The temperature in the room seems to have shifted again, dropping just enough to send a shiver through my shirt that has nothing to do with the air conditioning and everything to do with the sudden clarity of being alone with my own thoughts. But these thoughts are quiet now, not whispering demands or questions, but sitting comfortably in the periphery like furniture I’ve always owned but never noticed until tonight.

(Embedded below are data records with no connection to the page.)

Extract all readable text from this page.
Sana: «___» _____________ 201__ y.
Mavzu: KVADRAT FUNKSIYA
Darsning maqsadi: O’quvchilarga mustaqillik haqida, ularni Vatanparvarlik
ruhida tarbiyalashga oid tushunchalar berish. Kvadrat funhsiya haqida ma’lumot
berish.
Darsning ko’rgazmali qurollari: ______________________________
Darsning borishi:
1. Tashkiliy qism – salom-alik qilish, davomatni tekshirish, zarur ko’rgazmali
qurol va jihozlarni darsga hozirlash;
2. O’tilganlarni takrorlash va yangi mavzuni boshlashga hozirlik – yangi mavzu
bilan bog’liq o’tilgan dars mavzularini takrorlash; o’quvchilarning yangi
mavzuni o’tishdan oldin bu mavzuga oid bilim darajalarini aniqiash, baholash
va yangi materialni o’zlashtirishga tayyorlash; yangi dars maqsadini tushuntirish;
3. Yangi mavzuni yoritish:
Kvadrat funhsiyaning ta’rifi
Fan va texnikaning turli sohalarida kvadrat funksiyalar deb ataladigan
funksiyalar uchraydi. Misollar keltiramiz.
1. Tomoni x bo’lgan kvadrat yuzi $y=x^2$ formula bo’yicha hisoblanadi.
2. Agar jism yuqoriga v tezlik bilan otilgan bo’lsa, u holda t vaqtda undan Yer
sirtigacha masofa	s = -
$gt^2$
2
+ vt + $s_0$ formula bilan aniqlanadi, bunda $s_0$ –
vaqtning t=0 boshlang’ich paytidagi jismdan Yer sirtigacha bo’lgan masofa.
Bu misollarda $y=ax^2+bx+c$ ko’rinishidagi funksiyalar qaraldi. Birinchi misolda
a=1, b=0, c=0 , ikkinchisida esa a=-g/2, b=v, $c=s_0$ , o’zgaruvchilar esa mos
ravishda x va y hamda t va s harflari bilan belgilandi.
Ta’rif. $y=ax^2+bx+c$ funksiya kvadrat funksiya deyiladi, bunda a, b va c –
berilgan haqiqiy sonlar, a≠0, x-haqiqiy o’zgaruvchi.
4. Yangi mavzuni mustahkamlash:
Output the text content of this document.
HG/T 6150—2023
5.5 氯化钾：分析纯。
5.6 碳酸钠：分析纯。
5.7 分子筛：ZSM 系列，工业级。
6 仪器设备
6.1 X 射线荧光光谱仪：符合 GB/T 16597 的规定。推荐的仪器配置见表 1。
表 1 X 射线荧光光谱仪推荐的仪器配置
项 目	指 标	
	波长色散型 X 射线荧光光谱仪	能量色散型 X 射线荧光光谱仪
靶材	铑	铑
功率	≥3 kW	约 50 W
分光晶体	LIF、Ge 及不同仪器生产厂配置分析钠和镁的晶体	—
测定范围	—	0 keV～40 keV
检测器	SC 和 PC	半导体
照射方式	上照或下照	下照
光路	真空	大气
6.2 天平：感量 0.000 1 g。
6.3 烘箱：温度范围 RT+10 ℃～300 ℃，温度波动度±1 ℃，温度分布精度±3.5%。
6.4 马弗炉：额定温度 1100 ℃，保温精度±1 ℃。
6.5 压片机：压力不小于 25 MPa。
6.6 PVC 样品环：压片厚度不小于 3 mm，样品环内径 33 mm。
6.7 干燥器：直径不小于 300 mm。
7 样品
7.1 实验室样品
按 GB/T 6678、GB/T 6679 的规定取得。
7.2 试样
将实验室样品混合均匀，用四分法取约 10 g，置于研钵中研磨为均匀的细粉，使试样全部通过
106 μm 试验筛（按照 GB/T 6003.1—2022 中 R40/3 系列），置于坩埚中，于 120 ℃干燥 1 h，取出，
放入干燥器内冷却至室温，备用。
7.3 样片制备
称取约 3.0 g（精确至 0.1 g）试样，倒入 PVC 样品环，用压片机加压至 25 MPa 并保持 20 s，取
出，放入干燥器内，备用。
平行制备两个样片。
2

Outside, the amber haze over the streetlights has deepened into a rich, velvety brown, filtering the city down to its essential outlines. The mercury pools on the road look less like gold and more like liquid mirrors, reflecting the stars that have finally begun to pierce the low cloud cover overhead. One star shimmers above the garden fence, steady and unblinking—a distant counterpoint to the cursor’s erratic rhythm earlier, a reminder that some things do not need to change in order to be alive.
I rest my chin in my palm now, watching my own breath fog slightly on my skin before vanishing into the cool air of the room. There is no story left to tell about this moment. No conflict, no resolution, no moral to be drawn or lesson learned. Just the pure, unadulterated fact of existing in a darkened room with a computer screen that could be off but isn’t, not because it has to stay on, but because its presence is part of the landscape now as natural as the furniture and the floorboards.
And in this landscape, I am not drifting toward anything anymore. I am simply here, anchored by nothingness itself, floating gently in an ocean of quiet that feels deeper than any water, wider than any horizon. The cursor might blink when it wants to; the house might creak whenever the wind decides to push against a windowpane; but none of it needs my permission or my participation.
It is enough.
That thought settles in me like dust settling on a windowsill: final, weightless, complete.